Sans négliger son travail d’opposition, Luc Ferrandez souhaite maintenant «aller au-delà de la critique» et se détacher de l’époque de Richard Bergeron, l’ex-chef de Projet Montréal. «Il avait tendance à dire “on va faire 40km de tramway” et quand on lui demandait comment, il disait “on verra”», a souligné M. Ferrandez.

Il estime que la solution est plutôt d’approfondir davantage certains dossiers spécifiques «qui sont au cœur de la vie montréalaise, de développer de vraies solutions».

Le chef intérimaire de Projet Montréal donne en exemple le dossier de l’habitation. «On ne peut pas juste revendiquer le logement social, l’accès à la propriété, dénoncer les évictions. Il faut que nous approfondissions ces domaines, que nous devenions des experts de ces solutions», a-t-il proposé. Il souhaite également approfondir les dossiers relatifs à l’emploi et au développement économique pour y «développer des programmes beaucoup plus cohérents que ce qu’on reçoit de l’administration Coderre».

«Avec le temps, les gens vont se demander “c’est quoi l’alternative [à l’administration Coderre]”, et on va arriver avec des propositions concrètes. On n’aura plus besoin de critiquer Coderre, on va tout simplement être son contraire», a-t-il soumis à ses membres.
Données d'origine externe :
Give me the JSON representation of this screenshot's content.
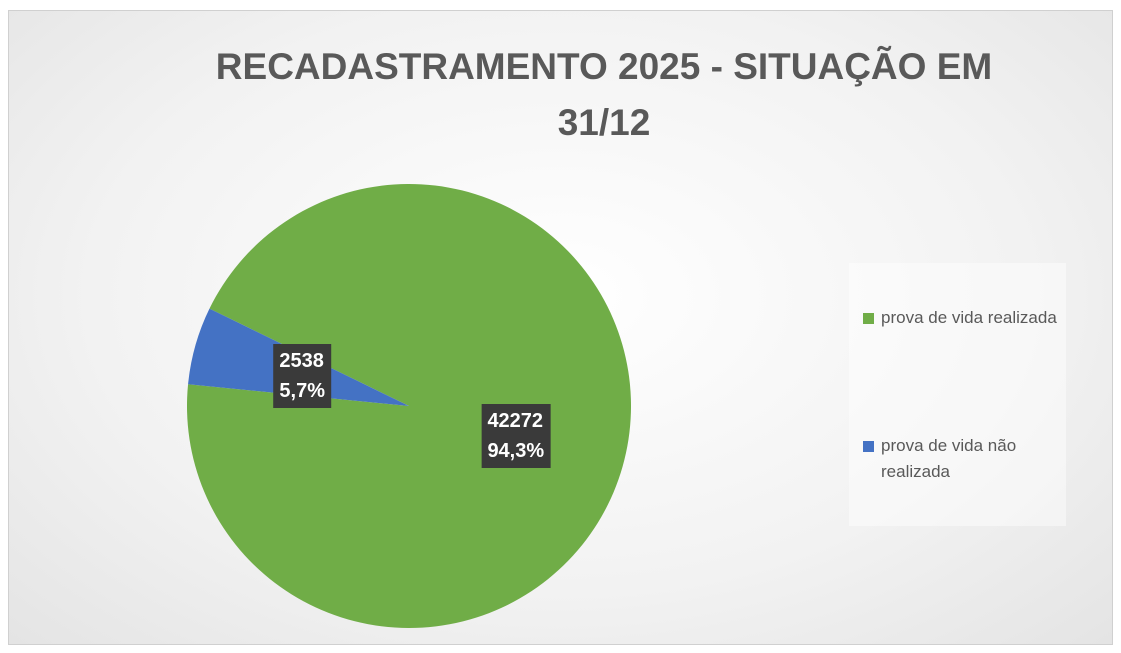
{
  "chart_data": {
    "type": "pie",
    "title": "RECADASTRAMENTO 2025 - SITUAÇÃO EM 31/12",
    "categories": [
      "prova de vida realizada",
      "prova de vida não realizada"
    ],
    "values": [
      42272,
      2538
    ],
    "percent_labels": [
      "94,3%",
      "5,7%"
    ],
    "colors": [
      "#70ad47",
      "#4472c4"
    ],
    "legend": "right"
  }
}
Ces projets devraient ensuite «atterrir» dans les arrondissements pour y faire leur chemin, croit M. Ferrandez.

«On doit se transformer en un parti qui gagne des votes, et ce, en proposant des choses concrètes. Vous ne seriez pas aussi nombreux aujourd’hui si votre seul but était de critiquer Coderre», a lancé dimanche M. Ferrandez à ses membres à l’issu du conseil général.